No era codicioso ni pródigo. Estaba educando a los hijos de su hermana y a un par de estudiantes necesitados, que serían sacerdotes. Cuando muriese, la mitad de su fortuna pasaría a su familia; la otra mitad, a la Iglesia. El Pontífice había aprobado sus disposiciones. ¿Qué podía reprocharse entonces? Nada, aparentemente, excepto cierta mediocridad de espíritu, la necesidad de su naturaleza de obtener lo mejor de ambos mundos. Y, sin embargo, Dios los había hecho a ambos, al visible y al invisible, para habitación y beneficio del hombre. Y también había hecho al hombre, y estaba en la naturaleza de Su misericordia el no exigir más que una justa retribución de los talentos que había concedido a cada ser.
Sabiamente, Valerio Rinaldi no se regocijaba libremente en su buena fortuna. Pero no podía llorar, porque no tenía motivos. De manera que suspiró levemente mientras las sombras se cernían sobre la Tierra y continuó leyendo la historia de Hipólito, el hijo de Teseo:
¡Penetrar en las tinieblas! ¡Dejadme morir,
y pasar al mundo bajo tierra, en la triste oscuridad!
Desde que tú, la más querida, no estás ya a mi lado.
Y la muerte que has dado es más cruel que la muerte
que te ha tragado.
Cuando llegó, por fin, el crepúsculo, Rinaldi cerró su libro y entró para recitar las oraciones vespertinas con los miembros de su casa, y prepararse luego para cenar con el cardenal Leone.

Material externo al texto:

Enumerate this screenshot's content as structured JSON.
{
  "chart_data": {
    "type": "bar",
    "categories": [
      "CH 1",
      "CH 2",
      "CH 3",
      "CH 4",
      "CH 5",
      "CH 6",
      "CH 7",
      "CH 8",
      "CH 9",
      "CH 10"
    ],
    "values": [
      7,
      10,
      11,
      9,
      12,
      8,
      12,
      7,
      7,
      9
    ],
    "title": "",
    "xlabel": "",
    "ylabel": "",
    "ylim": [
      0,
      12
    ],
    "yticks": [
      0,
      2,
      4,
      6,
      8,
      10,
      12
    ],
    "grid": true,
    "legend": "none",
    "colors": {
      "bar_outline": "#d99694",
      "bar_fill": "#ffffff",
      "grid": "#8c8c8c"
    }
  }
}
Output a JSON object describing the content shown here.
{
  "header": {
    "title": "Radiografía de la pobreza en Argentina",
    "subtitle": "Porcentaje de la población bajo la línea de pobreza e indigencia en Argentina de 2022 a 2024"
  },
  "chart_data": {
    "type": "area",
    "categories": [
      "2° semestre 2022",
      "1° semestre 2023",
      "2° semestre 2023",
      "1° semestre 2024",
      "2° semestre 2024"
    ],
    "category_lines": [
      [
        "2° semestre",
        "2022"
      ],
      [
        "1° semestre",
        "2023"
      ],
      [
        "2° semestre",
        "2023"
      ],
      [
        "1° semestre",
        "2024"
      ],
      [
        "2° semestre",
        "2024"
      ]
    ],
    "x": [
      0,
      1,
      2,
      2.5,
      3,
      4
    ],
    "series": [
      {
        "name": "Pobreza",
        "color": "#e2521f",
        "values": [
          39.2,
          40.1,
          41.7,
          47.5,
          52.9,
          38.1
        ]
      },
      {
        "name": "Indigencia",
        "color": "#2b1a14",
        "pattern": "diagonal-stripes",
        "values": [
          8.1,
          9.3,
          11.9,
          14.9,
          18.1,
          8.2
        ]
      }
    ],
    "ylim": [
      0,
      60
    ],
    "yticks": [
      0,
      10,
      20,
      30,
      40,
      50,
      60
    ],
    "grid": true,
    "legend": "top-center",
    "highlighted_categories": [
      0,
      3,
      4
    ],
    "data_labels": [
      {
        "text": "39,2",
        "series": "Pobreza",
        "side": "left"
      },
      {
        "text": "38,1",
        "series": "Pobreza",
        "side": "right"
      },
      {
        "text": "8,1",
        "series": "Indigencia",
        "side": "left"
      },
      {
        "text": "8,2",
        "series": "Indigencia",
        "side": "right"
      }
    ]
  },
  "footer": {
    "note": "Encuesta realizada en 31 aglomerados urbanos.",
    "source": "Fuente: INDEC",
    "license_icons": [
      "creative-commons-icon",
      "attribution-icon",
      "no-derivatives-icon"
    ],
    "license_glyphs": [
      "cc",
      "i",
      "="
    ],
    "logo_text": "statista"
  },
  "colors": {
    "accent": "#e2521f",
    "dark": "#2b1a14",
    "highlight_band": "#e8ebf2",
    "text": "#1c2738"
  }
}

El inquisidor de blancos cabellos pareció tan áspero y gruñón como de costumbre, pero se suavizó instantáneamente al entrar las niñas. Y cuando éstas inclinaron las tres cabecitas morenas para recibir su bendición, sus ojos se nublaron y sus manos temblaron al posarlas sobre sus frentes. Cuando las chiquitinas retrocedieron respetuosamente, las atrajo hacia él y habló con la gravedad de un abuelo sobre sus lecciones y sus muñecas, y del trascendental acontecimiento que significaba una visita al zoológico. Rinaldi sonrió secretamente al ver domesticado al león con tanta facilidad. Se sorprendió aún más cuando el hombre que custodiaba tantos misterios armó torpemente un rompecabezas y rogó que dejasen a las niñas con él hasta terminarlo.
Cuando, finalmente, las chicas abandonaron la habitación y se anunció la cena, Leone parecía curiosamente sumiso. Dijo gravemente:
—Usted es un hombre afortunado, Rinaldi. Esto es algo que debería agradecer a Dios todos los días de su vida.